Oleksandr Zinchenko: Why Manchester City’s loss has been Arsenal’s gain
When Oleksandr Zinchenko came off the bench at half-time in Manchester City’s final Premier League game of last season, he swung the title race decisively in their favour by helping them to win from two goals down against Aston Villa.
It could be argued that he’s doing a similar thing this year at Arsenal, where his quality on the ball and tactical intelligence have played a key role in turning Mikel Arteta’s team from also-rans into title favourites.
On Friday night, for the first time since his summer transfer, Zinchenko could face City when his old side host his new one in the fourth round of the FA Cup.
If his influential performances in Arsenal’s last two league wins against Manchester United and Tottenham Hotspur are anything to go by, he might end up orchestrating his former employers’ elimination.
“I think he has proven time and again at City that he can step up in big moments,” says Andrew Todos, a British Ukrainian writer and founder of the website Zorya Londonsk. “He can do that. I think that aspect of his game is slightly understated.
“Now it seems he is Arteta’s man at left-back and he is settled into that. This is the first time in his career that he’s been an integral part of a team. And I think he’s become one of the most influential figures in the Arsenal dressing room.”

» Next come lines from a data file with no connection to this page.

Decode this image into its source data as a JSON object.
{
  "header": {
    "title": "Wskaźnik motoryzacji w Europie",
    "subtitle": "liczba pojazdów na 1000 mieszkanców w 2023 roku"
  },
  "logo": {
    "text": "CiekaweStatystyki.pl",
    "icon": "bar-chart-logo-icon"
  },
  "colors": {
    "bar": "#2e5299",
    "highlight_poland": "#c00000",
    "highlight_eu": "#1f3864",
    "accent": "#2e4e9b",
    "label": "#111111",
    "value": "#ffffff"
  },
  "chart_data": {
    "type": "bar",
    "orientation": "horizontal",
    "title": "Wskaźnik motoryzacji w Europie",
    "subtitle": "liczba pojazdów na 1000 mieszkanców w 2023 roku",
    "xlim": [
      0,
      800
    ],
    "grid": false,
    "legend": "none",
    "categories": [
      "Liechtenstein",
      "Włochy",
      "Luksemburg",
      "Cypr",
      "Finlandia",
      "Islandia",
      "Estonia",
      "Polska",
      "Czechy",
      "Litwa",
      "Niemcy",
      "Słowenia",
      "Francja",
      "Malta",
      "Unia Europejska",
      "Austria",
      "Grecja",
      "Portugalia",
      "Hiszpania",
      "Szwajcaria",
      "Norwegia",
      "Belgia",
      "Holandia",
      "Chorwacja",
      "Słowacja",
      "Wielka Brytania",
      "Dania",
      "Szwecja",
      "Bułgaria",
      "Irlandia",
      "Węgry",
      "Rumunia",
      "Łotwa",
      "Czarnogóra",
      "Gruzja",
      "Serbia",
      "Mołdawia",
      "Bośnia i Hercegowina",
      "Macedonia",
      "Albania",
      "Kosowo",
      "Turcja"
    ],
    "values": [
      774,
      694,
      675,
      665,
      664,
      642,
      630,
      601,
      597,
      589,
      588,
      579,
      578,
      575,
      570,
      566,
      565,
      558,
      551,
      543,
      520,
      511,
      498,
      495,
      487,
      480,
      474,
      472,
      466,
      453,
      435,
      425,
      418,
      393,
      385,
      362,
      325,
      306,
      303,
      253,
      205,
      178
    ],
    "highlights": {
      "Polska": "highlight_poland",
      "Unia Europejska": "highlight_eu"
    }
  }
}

When Zinchenko left his native Ukraine for City in 2016, aged 19, he was seen as an attacking midfielder, but he would mostly play in defence when selected for Pep Guardiola’s side. His versatility counted against him as he became a jack of all trades but master of none.
Guardiola’s former No2 Arteta has been quick to establish Zinchenko as a first choice in the back four with instructions to drift into midfield, help Arsenal to win back and retain possession and act as an additional playmaker.
Arsenal benefiting from ‘born winner’ Zinchenko
The result has been helping the Gunners exert greater dominance over opponents when he plays, with last week against United a case in point. And as much as his technical qualities have improved his new team, so has his character.
“His celebrations [after Eddie Nketiah’s winner against United] show how much of a born winner he is,” adds Todos, comparing him to the more celebrated of Arsenal’s summer signings from City. “He has improved the mentality of the team, more so than Gabriel Jesus.
“He is a ship-steadier, like how Virgil van Dijk impacted Liverpool’s back line when he joined them. He is not Ukraine captain yet but as soon as [Andriy] Yarmolenko has retired I’m 100 per certain that he will be.”
As perhaps his country’s biggest current sporting export, Zinchenko, now 26, is used to shouldering the hopes of millions in his homeland. And events of the last 12 months have only given his status even greater significance.
“He’s the star of the country. Maybe [Oleksandr] Usyk comes somewhere close but not everyone follows boxing as closely as football,” says Todos.
“Obviously this year has had a profound effect on how he perceives himself and he has had a marked transformation in terms of speaking out about the war. It shows that he has taken a lot of that on board. It’s not a burden but he carries a lot of people’s hopes back home.”
Zinchenko has also been spurred on to succeed at Arsenal by the heartache of losing the Champions League final with City to Chelsea, after which he was blamed in some quarters for allowing Kai Havertz’s winning goal.
“I think that was his first big loss in football,” says Todos. “It hit him really hard mentally and took him a while to get out of that rut. Now he’s not looking back but trying to build that new history with Arsenal and Ukraine.”